As of now conv2d expect input of dimension [batch x channel x width x height], but how would I process a list of images (say of size M). As of now my input tensor has shape [M x batch x channel x width x height]. Pushing it through a conv2d layer cause errors.
I was able to work around it by un-stacking it into a python list of size M, calling conv2d over it in a for-loop and re-stacking them back. Let me know if there’s a more “torch-esque” way of doing it
much thanks ~
Do you want to model dependencies/correlations between these M images?
You can do it using conv3d.
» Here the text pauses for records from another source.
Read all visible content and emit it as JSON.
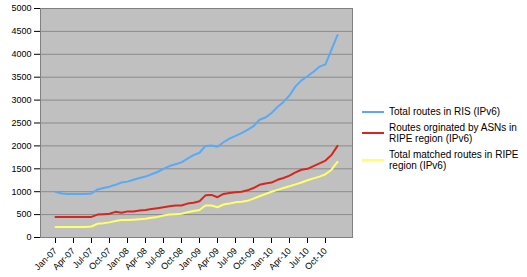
{
  "chart_data": {
    "type": "line",
    "categories": [
      "Jan-07",
      null,
      null,
      "Apr-07",
      null,
      null,
      "Jul-07",
      null,
      null,
      "Oct-07",
      null,
      null,
      "Jan-08",
      null,
      null,
      "Apr-08",
      null,
      null,
      "Jul-08",
      null,
      null,
      "Oct-08",
      null,
      null,
      "Jan-09",
      null,
      null,
      "Apr-09",
      null,
      null,
      "Jul-09",
      null,
      null,
      "Oct-09",
      null,
      null,
      "Jan-10",
      null,
      null,
      "Apr-10",
      null,
      null,
      "Jul-10",
      null,
      null,
      "Oct-10",
      null,
      null
    ],
    "series": [
      {
        "name": "Total routes in RIS (IPv6)",
        "color": "#5aa9f5",
        "values": [
          1000,
          960,
          950,
          950,
          950,
          950,
          960,
          1050,
          1080,
          1110,
          1150,
          1200,
          1220,
          1260,
          1300,
          1330,
          1380,
          1430,
          1500,
          1560,
          1600,
          1640,
          1720,
          1800,
          1850,
          2000,
          2010,
          1980,
          2080,
          2160,
          2220,
          2280,
          2350,
          2430,
          2570,
          2620,
          2720,
          2850,
          2960,
          3100,
          3300,
          3430,
          3520,
          3620,
          3730,
          3780,
          4100,
          4420
        ]
      },
      {
        "name": "Routes orginated by ASNs in RIPE region (IPv6)",
        "color": "#d9261c",
        "values": [
          450,
          450,
          450,
          450,
          450,
          450,
          450,
          500,
          510,
          520,
          560,
          540,
          570,
          570,
          590,
          600,
          620,
          640,
          660,
          680,
          700,
          700,
          740,
          760,
          790,
          920,
          930,
          880,
          950,
          970,
          990,
          1000,
          1030,
          1080,
          1150,
          1180,
          1200,
          1260,
          1300,
          1350,
          1420,
          1480,
          1500,
          1560,
          1620,
          1680,
          1800,
          2000
        ]
      },
      {
        "name": "Total matched routes in RIPE region (IPv6)",
        "color": "#ffff66",
        "values": [
          230,
          230,
          230,
          230,
          230,
          230,
          240,
          300,
          310,
          330,
          360,
          380,
          380,
          390,
          400,
          410,
          430,
          450,
          480,
          500,
          510,
          520,
          550,
          580,
          600,
          700,
          700,
          660,
          720,
          740,
          770,
          780,
          800,
          850,
          900,
          950,
          1000,
          1040,
          1080,
          1120,
          1160,
          1200,
          1250,
          1290,
          1330,
          1380,
          1480,
          1650
        ]
      }
    ],
    "ylim": [
      0,
      5000
    ],
    "yticks": [
      0,
      500,
      1000,
      1500,
      2000,
      2500,
      3000,
      3500,
      4000,
      4500,
      5000
    ],
    "grid": true,
    "legend": "right"
  }
}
Your case like video processing. If you still want to use conv2d, so convert it to [batch x channel x height x ( M x width)] using
I want to compute attention over these M images.
essentially I’d like to convert [img1, img2, . . . imgM] into latent representations [lat1, lat2, …, latM]
I originally thought I can just create tensor [M x batch_image] which is essentially [M x batch x chan x W x H] once you expand it out.
and pass it through conv2d, which would result in [M x batch x latent]
no luck though xD
You could really try it with 3d convolutions and maybe try something like this.
Hi @evanthebouncy, I have a similar use case where I want to feed input of shape BXNXCXHXW, where B is batch size, N is number of images, and rest same. I am also trying to implement some attention mechanism, was wondering were you able to find a way to pass more than 4d input to conv2d? or some other solution maybe?